Empathy: This means accurately “getting” our clients, truly see their world as they see it. This part may be a challenge if much of what we hear is rooted in the diet mentality. We can work to carefully hear how clients see the world while also evoking deeper yearnings that come from a broader concept of health.
Autonomy: This means accepting that all people have a right and ability to direct their own lives, make their own choices. Our clients can and will choose the path that seems right to them. If we attempt to force our view and beliefs on them, we will ultimately fail. This includes forcing a non-diet process.
Affirmation: This means intentionally choosing to focus on what is right and what is working. Adopting a strengths perspective is both respectful of our clients and most effective. The HAES model is by its nature strengths-based. It assumes that much of what clients are already doing is health-promoting and it encourages us to build on what is working already to guide the clients toward health and self-esteem.
Compassion is not sympathy. It is being and acting fully for the benefit of the other person.

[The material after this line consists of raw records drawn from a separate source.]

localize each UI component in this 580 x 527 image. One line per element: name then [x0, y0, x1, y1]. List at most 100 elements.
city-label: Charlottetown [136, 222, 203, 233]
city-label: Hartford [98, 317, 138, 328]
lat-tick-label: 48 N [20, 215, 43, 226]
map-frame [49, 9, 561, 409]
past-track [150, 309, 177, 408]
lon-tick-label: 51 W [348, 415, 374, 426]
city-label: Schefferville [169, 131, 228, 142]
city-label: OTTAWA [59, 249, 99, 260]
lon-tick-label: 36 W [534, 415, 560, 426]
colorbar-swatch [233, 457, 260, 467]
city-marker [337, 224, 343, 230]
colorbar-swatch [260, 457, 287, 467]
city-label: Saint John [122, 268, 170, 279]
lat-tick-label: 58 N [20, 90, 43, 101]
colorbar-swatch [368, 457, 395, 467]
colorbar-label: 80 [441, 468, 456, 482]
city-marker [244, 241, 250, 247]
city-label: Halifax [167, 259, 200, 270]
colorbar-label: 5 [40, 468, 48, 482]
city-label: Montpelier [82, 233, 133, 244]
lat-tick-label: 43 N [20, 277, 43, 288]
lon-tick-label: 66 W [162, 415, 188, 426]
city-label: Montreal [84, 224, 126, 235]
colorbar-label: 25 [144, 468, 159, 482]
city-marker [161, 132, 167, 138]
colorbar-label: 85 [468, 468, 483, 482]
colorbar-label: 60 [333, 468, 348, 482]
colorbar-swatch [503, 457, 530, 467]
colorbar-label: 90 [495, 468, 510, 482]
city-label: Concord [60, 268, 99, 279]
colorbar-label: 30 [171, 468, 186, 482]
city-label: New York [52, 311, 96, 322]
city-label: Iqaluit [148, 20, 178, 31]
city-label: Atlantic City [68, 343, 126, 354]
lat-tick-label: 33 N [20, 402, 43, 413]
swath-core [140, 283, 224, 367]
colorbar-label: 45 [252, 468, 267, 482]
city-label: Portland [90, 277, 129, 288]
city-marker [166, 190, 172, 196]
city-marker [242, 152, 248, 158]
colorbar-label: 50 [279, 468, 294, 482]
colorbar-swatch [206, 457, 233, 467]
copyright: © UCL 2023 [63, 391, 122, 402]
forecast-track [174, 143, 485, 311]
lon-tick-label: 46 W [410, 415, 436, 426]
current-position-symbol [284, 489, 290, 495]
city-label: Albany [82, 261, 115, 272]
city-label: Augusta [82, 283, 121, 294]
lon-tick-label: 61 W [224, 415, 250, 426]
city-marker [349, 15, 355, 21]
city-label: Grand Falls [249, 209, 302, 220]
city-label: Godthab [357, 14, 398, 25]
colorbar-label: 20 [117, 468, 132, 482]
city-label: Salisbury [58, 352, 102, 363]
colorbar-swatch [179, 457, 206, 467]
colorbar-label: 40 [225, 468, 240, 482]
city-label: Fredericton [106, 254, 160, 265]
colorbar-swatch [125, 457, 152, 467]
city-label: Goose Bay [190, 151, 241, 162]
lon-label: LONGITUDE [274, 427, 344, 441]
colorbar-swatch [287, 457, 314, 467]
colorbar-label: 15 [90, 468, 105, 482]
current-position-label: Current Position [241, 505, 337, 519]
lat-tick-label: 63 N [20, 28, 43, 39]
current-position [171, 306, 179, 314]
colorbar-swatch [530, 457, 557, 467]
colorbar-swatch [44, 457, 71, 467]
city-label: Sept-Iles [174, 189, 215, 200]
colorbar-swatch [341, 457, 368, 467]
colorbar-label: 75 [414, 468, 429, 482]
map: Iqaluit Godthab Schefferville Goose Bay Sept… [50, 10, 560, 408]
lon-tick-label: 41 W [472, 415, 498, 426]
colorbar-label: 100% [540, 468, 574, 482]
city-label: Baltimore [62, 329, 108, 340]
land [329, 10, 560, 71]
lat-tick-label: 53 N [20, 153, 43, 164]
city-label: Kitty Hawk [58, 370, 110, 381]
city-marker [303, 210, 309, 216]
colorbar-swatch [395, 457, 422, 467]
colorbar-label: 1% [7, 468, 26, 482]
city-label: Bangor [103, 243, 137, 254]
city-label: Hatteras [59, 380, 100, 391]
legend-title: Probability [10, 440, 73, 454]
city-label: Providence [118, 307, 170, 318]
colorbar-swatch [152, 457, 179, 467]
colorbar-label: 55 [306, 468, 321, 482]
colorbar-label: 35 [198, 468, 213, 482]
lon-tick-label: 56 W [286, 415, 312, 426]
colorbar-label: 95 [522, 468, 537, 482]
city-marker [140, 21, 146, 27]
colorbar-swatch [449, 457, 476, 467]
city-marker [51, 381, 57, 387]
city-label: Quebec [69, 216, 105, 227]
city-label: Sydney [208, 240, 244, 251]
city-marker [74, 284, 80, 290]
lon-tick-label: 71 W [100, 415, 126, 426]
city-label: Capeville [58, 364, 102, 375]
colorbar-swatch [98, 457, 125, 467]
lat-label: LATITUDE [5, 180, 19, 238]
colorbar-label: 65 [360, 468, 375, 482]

This focus on the best interests of our clients has led many of us to the HAES paradigm. We see it as an approach that takes into account the whole person and all the best interests of that person rather than a narrow focus on weight.
Evocation speaks to both the spirit with which we engage with clients as well as the process. An evocative spirit implies that the majority of the answers are in the client, not in us. By our words and actions we say to our clients that they have what is needed to move toward greater health and that together we will find it.